Varki ve Wong (2003: 90) ilgilenimin, tüketicinin hizmet tedarikçileri ve hizmet tedarikçileri tarafından sağlanan etkinliklere karşı kendi ilişkisel beklentileri ile ilişkili ilgilerini etkilediğini belirterek, araştırmacıların hangi hizmet çeşitlerinin hangi tür ilişkisel faydaları etkilediğini incelemesi gerektiğini belirtmiştir. Nitekim Varki ve Wong (2003: 90) tarafından da belirtildiği gibi bu inceleme pazarlamacılara ilişkisel pazarlama çabalarının konumlandırmasında yardımcı olabilir. Ayrıca hizmet odaklı işletmeler açısından da tüketici ilgilenimi daha önemli bir rol oynayabilmektedir (Alam ve Perry, 2002: 515). Bu nedenle destinasyonların, turizmin doğası gereği, daha fazla hizmet odaklı olması nedeniyle tüketici ilgilenimlerine daha çok dikkat etmesi gerektiği belirtilebilir.
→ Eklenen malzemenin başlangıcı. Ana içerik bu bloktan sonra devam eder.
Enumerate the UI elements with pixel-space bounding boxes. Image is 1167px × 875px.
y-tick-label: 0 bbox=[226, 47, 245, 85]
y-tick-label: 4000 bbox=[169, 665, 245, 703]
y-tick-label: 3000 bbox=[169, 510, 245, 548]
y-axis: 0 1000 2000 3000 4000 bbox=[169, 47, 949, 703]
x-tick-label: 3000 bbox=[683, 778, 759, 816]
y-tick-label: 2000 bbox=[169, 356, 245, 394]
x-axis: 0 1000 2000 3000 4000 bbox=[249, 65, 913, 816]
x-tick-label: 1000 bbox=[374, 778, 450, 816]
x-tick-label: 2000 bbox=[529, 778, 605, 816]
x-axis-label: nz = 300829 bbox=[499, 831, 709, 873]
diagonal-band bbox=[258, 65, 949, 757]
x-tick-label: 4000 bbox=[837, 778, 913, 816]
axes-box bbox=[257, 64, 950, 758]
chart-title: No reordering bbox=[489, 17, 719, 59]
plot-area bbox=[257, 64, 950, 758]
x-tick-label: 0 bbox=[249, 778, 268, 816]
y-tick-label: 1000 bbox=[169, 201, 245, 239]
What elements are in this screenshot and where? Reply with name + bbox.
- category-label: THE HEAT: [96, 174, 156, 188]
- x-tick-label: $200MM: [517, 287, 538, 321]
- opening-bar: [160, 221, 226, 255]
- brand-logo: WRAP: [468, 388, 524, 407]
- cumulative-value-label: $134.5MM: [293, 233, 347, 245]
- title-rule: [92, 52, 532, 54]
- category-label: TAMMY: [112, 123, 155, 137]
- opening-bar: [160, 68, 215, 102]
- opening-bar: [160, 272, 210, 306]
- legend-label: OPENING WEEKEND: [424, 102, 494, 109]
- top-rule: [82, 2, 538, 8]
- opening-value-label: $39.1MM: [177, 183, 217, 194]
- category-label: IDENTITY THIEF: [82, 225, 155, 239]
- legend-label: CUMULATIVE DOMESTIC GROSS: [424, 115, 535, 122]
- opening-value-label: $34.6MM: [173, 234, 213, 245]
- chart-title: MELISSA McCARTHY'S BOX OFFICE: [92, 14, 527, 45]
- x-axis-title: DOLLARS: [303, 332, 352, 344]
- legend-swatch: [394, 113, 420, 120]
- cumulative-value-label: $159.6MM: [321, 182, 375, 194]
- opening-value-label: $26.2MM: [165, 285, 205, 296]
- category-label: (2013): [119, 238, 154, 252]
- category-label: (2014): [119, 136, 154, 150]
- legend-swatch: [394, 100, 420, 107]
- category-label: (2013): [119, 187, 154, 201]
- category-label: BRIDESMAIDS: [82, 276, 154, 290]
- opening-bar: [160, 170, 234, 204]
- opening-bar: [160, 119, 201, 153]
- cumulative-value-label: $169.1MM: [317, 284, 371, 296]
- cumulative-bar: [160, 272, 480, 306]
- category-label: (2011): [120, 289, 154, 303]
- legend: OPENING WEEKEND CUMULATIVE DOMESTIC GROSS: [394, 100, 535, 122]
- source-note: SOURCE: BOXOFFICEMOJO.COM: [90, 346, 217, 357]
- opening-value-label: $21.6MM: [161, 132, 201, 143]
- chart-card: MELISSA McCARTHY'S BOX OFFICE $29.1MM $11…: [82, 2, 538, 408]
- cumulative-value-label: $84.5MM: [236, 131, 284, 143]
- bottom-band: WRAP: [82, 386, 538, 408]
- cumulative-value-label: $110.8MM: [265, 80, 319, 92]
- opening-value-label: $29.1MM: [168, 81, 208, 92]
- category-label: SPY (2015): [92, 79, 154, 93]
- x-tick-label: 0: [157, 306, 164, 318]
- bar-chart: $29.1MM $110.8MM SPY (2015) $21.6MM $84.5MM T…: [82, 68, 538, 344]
İlgilenim literatürde belirtildiği ve görüldüğü üzere reklam araştırmalarında sıklıkla modellere konu olan bir kavram olmuştur. Bu durumun önemli sebeplerinden bir tanesi reklamlar aracılığıyla müşterilere ürün ve marka ile ilgili bilgi ve duygular yüklenerek mevcut ve potansiyel müşterilerin ilgileri çekebilmek olduğu göz ardı edilmemelidir. Bu açıdan değerlendirildiğinde, sosyal medyanın daha önce de belirtildiği gibi bir reklam aracı işlevi görmesi nedeniyle, kişilerin ürünlere ve hizmetlere verdiği önemi ya da ilgiyi harekete geçirici bir mekanizma olarak görülmesi beklenebilir. Ürünlere ve hizmetlere karşı ilgilenim düzeylerinin artması ise ürün ve hizmet kullanımına ilişkin farklı eylemlerin yapılmasında

önemli bir motivasyon olarak görülebilir. Bu nedenle ilgilenimin tüketici davranışlarını yönlendirici gücünün göz ardı edilmemesi gerektiği belirtilmelidir.